A. Cognitive psychologists. What a lot of people do not realize is that better understanding of brain function relies on improved understanding of learning and behavior. Our understanding of how mental tasks are executed by neural structures in the brain is crucially dependent on cognitive and behavioral research by psychologists.
Q. Are imaging studies relying on this kind of behavioral research?
A. Totally. To have an interpretable imaging study depends on very careful behavioral study of the experimental task. Our imaging technologies have limited temporal and spatial resolution, so we want to design studies that optimize our ability to look at the smallest parts of the brain that we possibly can. The way to do that is to analyze mental arithmetic, for example, down to its subcomponents--retrieving a number fact, trying to decide which of two numbers is larger. You can begin to see where those subcomponents might be located in the brain, and from there you can begin to see the circuitry involved in doing these tasks.
Q. Do you think that findings from brain research on learning disability--in math and reading, for example--might apply more generally to educating children?
A. The attempt to understand learning and our mental capacities in terms of brain structures is such a new discipline that if they make advances over the next 50 years as they have over the last 15, who knows? It could be very exciting. But until 10 years ago, most cognitive psychologists did not take any interest in the brain. Brain imaging helped change that. But still, this hybrid discipline, cognitive neuroscience, that attempts to map cognitive mental functions onto brain areas and circuits, is in its infancy. We all have great expectations, but it's hard to make specific predictions about what the ultimate applications might be.
Q. Do you think that, at this point, enough cognitive psychologists are involved in bridging brain research with education?

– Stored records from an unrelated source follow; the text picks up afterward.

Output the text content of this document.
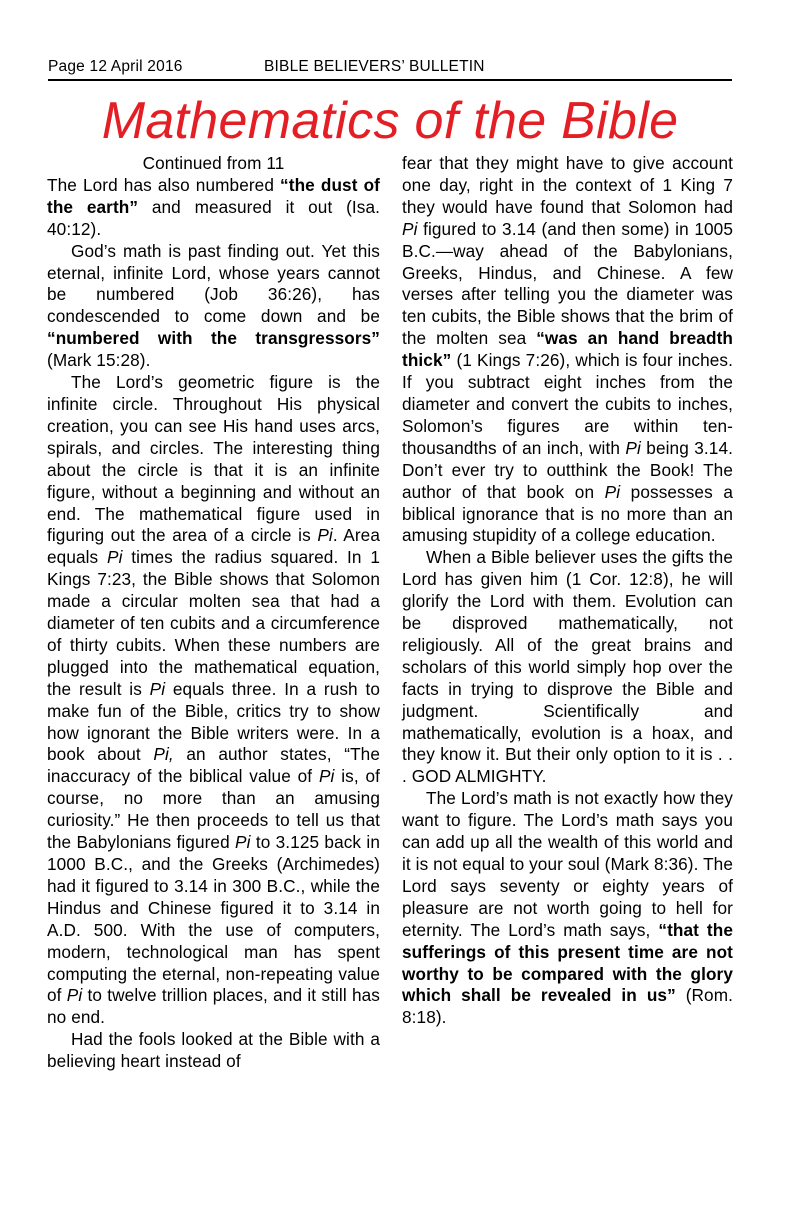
Page 12 April 2016	BIBLE BELIEVERS’ BULLETIN
Mathematics of the Bible

Continued from 11

The Lord has also numbered “the dust of the earth” and measured it out (Isa. 40:12).

God’s math is past finding out. Yet this eternal, infinite Lord, whose years cannot be numbered (Job 36:26), has condescended to come down and be “numbered with the transgressors” (Mark 15:28).

The Lord’s geometric figure is the infinite circle. Throughout His physical creation, you can see His hand uses arcs, spirals, and circles. The interesting thing about the circle is that it is an infinite figure, without a beginning and without an end. The mathematical figure used in figuring out the area of a circle is Pi. Area equals Pi times the radius squared. In 1 Kings 7:23, the Bible shows that Solomon made a circular molten sea that had a diameter of ten cubits and a circumference of thirty cubits. When these numbers are plugged into the mathematical equation, the result is Pi equals three. In a rush to make fun of the Bible, critics try to show how ignorant the Bible writers were. In a book about Pi, an author states, “The inaccuracy of the biblical value of Pi is, of course, no more than an amusing curiosity.” He then proceeds to tell us that the Babylonians figured Pi to 3.125 back in 1000 B.C., and the Greeks (Archimedes) had it figured to 3.14 in 300 B.C., while the Hindus and Chinese figured it to 3.14 in A.D. 500. With the use of computers, modern, technological man has spent computing the eternal, non-repeating value of Pi to twelve trillion places, and it still has no end.

Had the fools looked at the Bible with a believing heart instead of

fear that they might have to give account one day, right in the context of 1 King 7 they would have found that Solomon had Pi figured to 3.14 (and then some) in 1005 B.C.—way ahead of the Babylonians, Greeks, Hindus, and Chinese. A few verses after telling you the diameter was ten cubits, the Bible shows that the brim of the molten sea “was an hand breadth thick” (1 Kings 7:26), which is four inches. If you subtract eight inches from the diameter and convert the cubits to inches, Solomon’s figures are within ten-thousandths of an inch, with Pi being 3.14. Don’t ever try to outthink the Book! The author of that book on Pi possesses a biblical ignorance that is no more than an amusing stupidity of a college education.

When a Bible believer uses the gifts the Lord has given him (1 Cor. 12:8), he will glorify the Lord with them. Evolution can be disproved mathematically, not religiously. All of the great brains and scholars of this world simply hop over the facts in trying to disprove the Bible and judgment. Scientifically and mathematically, evolution is a hoax, and they know it. But their only option to it is . . . GOD ALMIGHTY.

The Lord’s math is not exactly how they want to figure. The Lord’s math says you can add up all the wealth of this world and it is not equal to your soul (Mark 8:36). The Lord says seventy or eighty years of pleasure are not worth going to hell for eternity. The Lord’s math says, “that the sufferings of this present time are not worthy to be compared with the glory which shall be revealed in us” (Rom. 8:18).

A. Because of the interest in brain imaging and cognitive neuroscience, there are people doing it. But one of the problems is that there aren't enough experimental psychologists thinking about applications of psychology to education. Part of that is a funding problem. But it's been our experience at the foundation that if you make resources available for psychologists to work with educators to do that kind of work, you can elicit some very good proposals.
Q. Are you looking more at funding that kind of work?
A. Yes. I see an opportunity to work with some cognitive neuroscientists to ask, "What educational problems do you think you might be able to solve because of what you know?" I would like to see the foundation's interest moving more in that direction over the next five to 10 years.
Q. Is it a problem that most cognitive psychologists don't have as much experience with education as with science?
A. Yes. In most areas there's some friction between researchers and practitioners. It happens to be pretty evident in education. One way to address that is to encourage long-term collaborations between researchers and practitioners, where they're working together as peers rather than with the scientists going into schools and acting as master and educators as their servants. Two things have to happen. The researchers have to become a bit more aware of and sensitive to the problems teachers confront in the classroom. And teachers need to begin to think like researchers--to at least understand the importance of experimental controls, evidence, this kind of thing.
Q. And how do you get that collaboration going?
A. One thing we have found is if you send out a request for proposals that requires the teachers, the practitioners and the researchers to come in together on a project, they do it. You want to structure funding programs for research and for improving instruction that incorporate the best research thinking and the best practical classroom knowledge.